6. Cut the caffeine.
This was Margaret’s biggest challenge since she loved her morning java jolt. But if you’re feeling anxious, giving your body a jolt is the last thing you need. You’d be surprised by how many women lower anxiety just by cutting that morning coffee. To transition, try organic green tea, which has a little caffeine but also calming L-theanine.

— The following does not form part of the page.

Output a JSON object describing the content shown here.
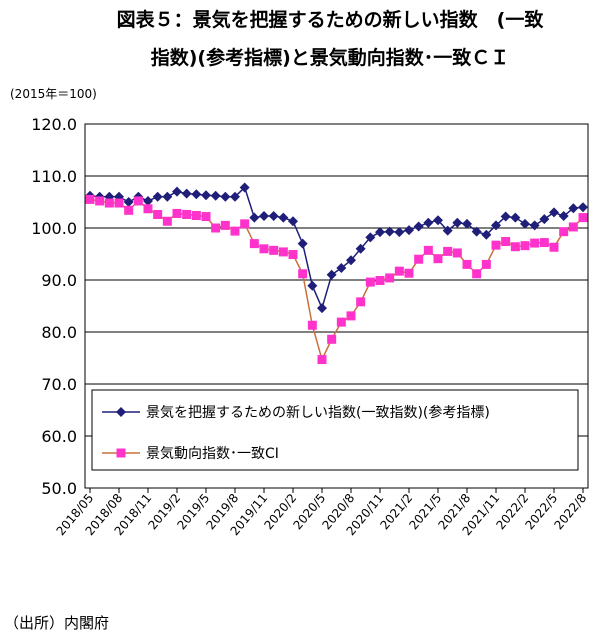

7. Address nutrient deficiencies.
Eating a restrictive diet for too long (including veganism or paleo) can put you at risk for deficiencies if you’re not being mindful about meeting your body’s needs. I also factor in nutrient-depleting medications—Margaret had been on birth control pill for years—that can manifest as anxiety. To cover the nutrients that she wasn’t always getting from whole foods, Margaret began taking a professional-quality multivitamin with additional vitamin D and magnesium.
8. Try calming remedies.
Nutrients that can positively affect your mood include magnesium, inositol, GABA, passion flower, lemon balm, and L-theanine. Margaret found that taking inositol powder with a small amount of melatonin about an hour before bed had a similar calming effect to Xanax, without the same side effects.
9. Fix your gut.
I realize this is more of a long-term strategy, but you can begin right away by pulling gluten and other inflammatory foods from your diet. If your gut is inflamed, your brain probably is too. Problems like dysbiosis, small intestinal bacterial overgrowth (SIBO), parasites, yeast overgrowth, leaky gut, H. pylori, and food sensitivities can impact inflammation and rev up anxiety. Mood disorders often begin in your gut because many feel-good neurotransmitters like serotonin get manufactured there.